12:0 Punkte stehen auf der Haben-Seite zum Saisonstart der Bayern. Für Lothar keine Überraschung: "Viele Spieler wollten Macht haben und ausüben, es entwickelte sich ein fruchtbarer Konkurrenzkampf, der das Team nach vorne trieb." Coach Udo Lattek formt ein Team, das niemand den Titel zugetraut hatte. Vier Punkte vor Werder Bremen stehen die Bayern mit der besten Defensive der Liga (38 Gegentore) am Schluss ganz oben. Selbst das Double ist möglich, doch ein Underdog verhindert dies. Im Endspiel verliert der große FCB nach einer 1:0-Führung gegen die kleinen Uerdinger 1:2. Horst Feilzer und Wolfgang Schäfer schießen Bayer zum Titel und in den internationalen Fußball.

Der Torschützenkönig

Kalle Rummenigge hat den Weg frei gemacht. Hinter ihm muss sich Klaus Allofs ein Jahr vorher noch mit dem zweiten Platz der Torjäger-Liste begnügen. Jetzt steht er mit 26 Treffern nach 1979 zum zweiten Mal in der Sonne. Seine Tore helfen dem 1. FC Köln als Dritter in den UEFA-Pokal. Zweimal Zweiter wird Rudi Völler: Hinter Allofs mit 25 Toren in der Torschützenliste und mit Werder Bremen hinter den Bayern in der Tabelle.

Was sonst noch geschah

Vorjahresmeister VfB Stuttgart enttäuscht auf ganzer Linie. Mit dem zehnten Platz und dem Ausscheiden in der ersten Runde des Landesmeister-Pokals gegen Spartak Sofia trennen sich die Schwaben vom Meistertrainer Helmut Benthaus. Ein Jahr vorher, nach dem Aus der Nationalmannschaft bei der EM, soll Benthaus Jupp Derwall ablösen. Der genießt seinen Urlaub in Kanada und ist nicht erreichbar, woraufhin Beckenbauer zum Teamchef ernannt wird.

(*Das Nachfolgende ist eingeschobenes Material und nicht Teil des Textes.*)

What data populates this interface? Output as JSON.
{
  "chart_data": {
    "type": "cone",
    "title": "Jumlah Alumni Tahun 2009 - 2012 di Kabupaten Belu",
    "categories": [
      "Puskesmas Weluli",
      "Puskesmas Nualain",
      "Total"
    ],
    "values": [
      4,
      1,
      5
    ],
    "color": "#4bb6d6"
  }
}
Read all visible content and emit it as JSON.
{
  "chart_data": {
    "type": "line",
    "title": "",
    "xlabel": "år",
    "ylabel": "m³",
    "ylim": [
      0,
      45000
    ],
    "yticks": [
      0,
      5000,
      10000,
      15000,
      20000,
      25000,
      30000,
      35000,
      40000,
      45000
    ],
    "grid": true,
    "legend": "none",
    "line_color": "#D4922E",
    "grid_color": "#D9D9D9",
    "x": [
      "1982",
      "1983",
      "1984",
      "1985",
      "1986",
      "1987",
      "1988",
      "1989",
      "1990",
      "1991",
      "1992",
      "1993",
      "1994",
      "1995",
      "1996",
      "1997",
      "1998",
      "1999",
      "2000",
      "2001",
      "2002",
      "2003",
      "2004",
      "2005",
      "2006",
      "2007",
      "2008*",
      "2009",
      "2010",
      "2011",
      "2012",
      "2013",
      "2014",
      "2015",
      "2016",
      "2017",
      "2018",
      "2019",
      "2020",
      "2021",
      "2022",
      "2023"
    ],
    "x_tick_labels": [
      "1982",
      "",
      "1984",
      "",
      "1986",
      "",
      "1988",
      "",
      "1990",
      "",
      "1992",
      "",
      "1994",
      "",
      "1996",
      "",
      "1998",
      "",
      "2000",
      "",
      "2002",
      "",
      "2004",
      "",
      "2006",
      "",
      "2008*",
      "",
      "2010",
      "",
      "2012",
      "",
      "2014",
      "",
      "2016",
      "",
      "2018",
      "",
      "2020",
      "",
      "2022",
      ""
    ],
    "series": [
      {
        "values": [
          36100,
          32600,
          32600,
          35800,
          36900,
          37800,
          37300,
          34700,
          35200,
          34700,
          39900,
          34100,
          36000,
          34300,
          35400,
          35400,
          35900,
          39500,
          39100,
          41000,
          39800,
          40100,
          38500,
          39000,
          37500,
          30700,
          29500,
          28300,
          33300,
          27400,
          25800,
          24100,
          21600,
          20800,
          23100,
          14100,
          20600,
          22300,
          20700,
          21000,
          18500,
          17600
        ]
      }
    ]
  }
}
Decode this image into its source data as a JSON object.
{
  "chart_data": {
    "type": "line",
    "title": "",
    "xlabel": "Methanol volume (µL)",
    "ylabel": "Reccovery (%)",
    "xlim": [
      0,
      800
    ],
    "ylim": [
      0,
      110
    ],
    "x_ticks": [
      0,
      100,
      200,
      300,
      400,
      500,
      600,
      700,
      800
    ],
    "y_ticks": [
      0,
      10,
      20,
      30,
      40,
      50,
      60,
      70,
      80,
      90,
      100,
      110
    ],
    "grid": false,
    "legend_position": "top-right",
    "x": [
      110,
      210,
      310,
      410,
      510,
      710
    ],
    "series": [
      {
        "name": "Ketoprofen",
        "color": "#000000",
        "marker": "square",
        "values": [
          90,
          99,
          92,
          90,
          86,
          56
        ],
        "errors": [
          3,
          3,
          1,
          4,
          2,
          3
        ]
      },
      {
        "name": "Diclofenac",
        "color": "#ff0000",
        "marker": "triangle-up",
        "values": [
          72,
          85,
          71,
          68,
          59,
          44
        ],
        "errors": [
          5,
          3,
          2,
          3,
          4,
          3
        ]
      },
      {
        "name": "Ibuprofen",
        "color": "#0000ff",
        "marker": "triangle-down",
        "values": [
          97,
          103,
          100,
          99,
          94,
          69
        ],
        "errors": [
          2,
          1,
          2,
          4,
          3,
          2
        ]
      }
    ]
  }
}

Werder Bremen reiht sich hinter den Bayern auf Rang zwei ein und verbessert sich um drei Plätze im Vergleich zur Vor-Saison. In die Zweitklassigkeit rutschen Eintracht Braunschweig und der Aufsteiger Karlsruher SC ab. In der Relegation scheitert Bielefeld an Saarbücken (1:1, 0:2) und muss ebenfalls runter.

Briegel fährt mit Verona den Titel ein

Für ein Novum sorgt Hans-Peter Briegel: Die "Walz aus der Pfalz" feiert in seinem ersten Jahr bei Hellas Verona die italienische Meisterschaft und gewinnt als erster deutscher Legionär die Wahl zum Fußballer des Jahres.